Ellis nodded. “I’m sorry it took so long that you were shot. I didn’t foresee that either.” He turned and gave Constance a bow that was probably incongruous. “Goodbye, Mrs. Grey.”
She inclined her head slightly, a courtesy he appreciated. He might have fallen short as a human being, and most definitely as a clergyman, but in that one action, she gave him the faintest hope. Which made it easier to bear that Harvey would not look at him.
“I’m sorry,” he said hollowly on his way out of the door, but he had no way of knowing if Harvey even heard.
*
“I cannot tell her this,” Harvey whispered. “Please, don’t repeat Thomas’s words to my wife.”
It was interesting, Constance thought, that he didn’t call them accusations. He knew in his heart that they were true. “I think you might find she already guesses the truth. It is part of her unhappiness.”
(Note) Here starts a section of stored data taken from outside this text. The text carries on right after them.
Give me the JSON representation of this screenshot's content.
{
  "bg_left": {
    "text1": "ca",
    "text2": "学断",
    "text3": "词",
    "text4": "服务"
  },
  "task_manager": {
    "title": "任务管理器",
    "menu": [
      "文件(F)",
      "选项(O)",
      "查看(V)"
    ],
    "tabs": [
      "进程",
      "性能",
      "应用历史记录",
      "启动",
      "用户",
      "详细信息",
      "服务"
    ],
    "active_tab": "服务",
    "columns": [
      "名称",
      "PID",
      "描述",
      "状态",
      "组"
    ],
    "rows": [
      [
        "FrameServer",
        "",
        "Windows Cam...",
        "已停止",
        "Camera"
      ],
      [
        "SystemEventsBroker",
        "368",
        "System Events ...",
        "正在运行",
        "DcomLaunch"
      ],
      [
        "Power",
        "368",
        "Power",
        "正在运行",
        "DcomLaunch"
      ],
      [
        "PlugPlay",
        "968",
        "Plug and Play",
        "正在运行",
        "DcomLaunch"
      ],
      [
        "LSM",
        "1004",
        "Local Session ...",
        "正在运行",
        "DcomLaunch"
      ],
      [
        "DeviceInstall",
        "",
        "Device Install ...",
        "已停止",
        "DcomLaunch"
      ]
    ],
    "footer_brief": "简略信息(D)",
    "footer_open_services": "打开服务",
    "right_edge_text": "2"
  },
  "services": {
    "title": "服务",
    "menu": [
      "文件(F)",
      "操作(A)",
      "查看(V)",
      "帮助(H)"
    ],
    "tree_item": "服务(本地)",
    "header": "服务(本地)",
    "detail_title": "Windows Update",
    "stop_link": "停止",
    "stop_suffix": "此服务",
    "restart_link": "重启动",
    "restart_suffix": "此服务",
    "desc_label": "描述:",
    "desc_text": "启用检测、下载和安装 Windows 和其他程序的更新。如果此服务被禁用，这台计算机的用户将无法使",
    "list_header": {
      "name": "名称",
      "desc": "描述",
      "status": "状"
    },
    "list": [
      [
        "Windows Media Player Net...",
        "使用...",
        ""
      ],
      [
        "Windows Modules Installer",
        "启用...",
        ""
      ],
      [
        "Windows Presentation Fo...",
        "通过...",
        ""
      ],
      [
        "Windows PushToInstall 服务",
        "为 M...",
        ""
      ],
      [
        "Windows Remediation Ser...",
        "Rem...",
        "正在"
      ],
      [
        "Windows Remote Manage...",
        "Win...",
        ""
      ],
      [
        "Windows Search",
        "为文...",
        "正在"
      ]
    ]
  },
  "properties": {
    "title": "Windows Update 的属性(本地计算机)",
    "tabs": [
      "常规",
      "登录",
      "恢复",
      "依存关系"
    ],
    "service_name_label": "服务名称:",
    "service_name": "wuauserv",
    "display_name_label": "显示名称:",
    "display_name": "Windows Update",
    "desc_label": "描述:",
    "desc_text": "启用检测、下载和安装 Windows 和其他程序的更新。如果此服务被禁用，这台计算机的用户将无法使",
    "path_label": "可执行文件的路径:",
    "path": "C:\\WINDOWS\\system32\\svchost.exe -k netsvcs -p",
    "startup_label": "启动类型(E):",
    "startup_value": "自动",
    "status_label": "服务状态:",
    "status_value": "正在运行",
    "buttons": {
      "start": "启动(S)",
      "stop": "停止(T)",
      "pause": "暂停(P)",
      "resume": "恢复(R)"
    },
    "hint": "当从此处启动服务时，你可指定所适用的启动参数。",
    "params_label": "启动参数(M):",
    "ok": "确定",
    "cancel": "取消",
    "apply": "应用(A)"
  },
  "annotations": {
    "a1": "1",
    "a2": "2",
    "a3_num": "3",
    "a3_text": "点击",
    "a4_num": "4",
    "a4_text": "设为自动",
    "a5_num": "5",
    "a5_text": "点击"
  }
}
Harvey shook his head in clear anguish. “Why was I so blind? If I had only allowed myself to look, perhaps I could have changed his behavior years ago, when he was young enough… Thomas was right about our capacity for self-deception. But no one complained of him.”
Perhaps not, but the signs were there. The massive debts that were never donations to charity, the betrothal to Lady Phoebe Styles that never happened.
The tragedy—one of the tragedies—was, Constance thought, recalling that unfinished letter to her in Percy’s desk, that she might have been the one person who could have changed his behavior.
Maybe…
“Did we rear a monster?” Harvey asked.
Solomon placed a hand on his shoulder. “No. He was a flawed man, but we all are. You can still mourn him. He didn’t deserve to die.”
An indulgent world, a conspiracy of shame and silence… Until those things changed, there would always be Percys, and the even greater tragedies that grew out of them. I hate this case.
And yet she felt duty bound to stay.
Over Harvey’s bowed head, she met Solomon’s searching gaze. Was he thinking how to raise their own son or daughter? The seemingly impossible balance between discipline and freedom of expression…
Harvey straightened abruptly. “I must return to our guests. I have duties.”
He walked out of the room, upright and determined.
Constance didn’t even realize her hand was on her abdomen until Solomon gently removed it and placed it on his arm.
As one, they followed Harvey out, but instead of returning to the drawing room and the funeral guests, Solomon urged her toward the stairs.
She gave in without a fight. The Harveys had older and better friends to be with right now.
And they were learning to lean on each other again.
In the coming months and years, they would need that.
Entering their room, Solomon went straight to the bed and pulled their trunk from beneath it. He opened it, then went to the wardrobe and began pulling out clothes.
“What are you doing?” Constance asked.
“Packing. Feel free to help.”
“You want to leave now?” she said incredulously. “With a head wound? I will not allow you to be rattled all the way to London at such a time! I was thinking we might travel by canal.”
“Smooth,” Solomon allowed. “But it would take days. And Juliet is getting married tomorrow.”
Constance stared at him, conflicting desires and duties falling over each other in her mind until what stood out was a childish, almost desperate desire to be with her mother. She walked up to Solomon and wrapped her arms around him. When he bent toward her, she rested her forehead against his.
“I do love you, Solomon Grey.”
“As I love you, Constance Silver.”
“Grey. Constance Grey.”
*
David arrived at Dare Hall in the midst of a sudden downpour. He took off his dripping hat and looked hopefully at the maid, who seemed more inclined to laugh at him than to forbid him entry.
“Is she at home?” he asked ruefully.
“I’ll inquire,” the maid said, leaving him kicking his squelching heels in the hall.
He didn’t blame her. Not only was a single male visitor hazardous to Adelaide’s reputation, but one so wet he would spoil her furniture…
“Mrs. Jenkins will see you,” the maid said, openly grinning now.
At the end of the hall, he could see another maid and a child who might have been the boot boy, peering around the baize door and grinning.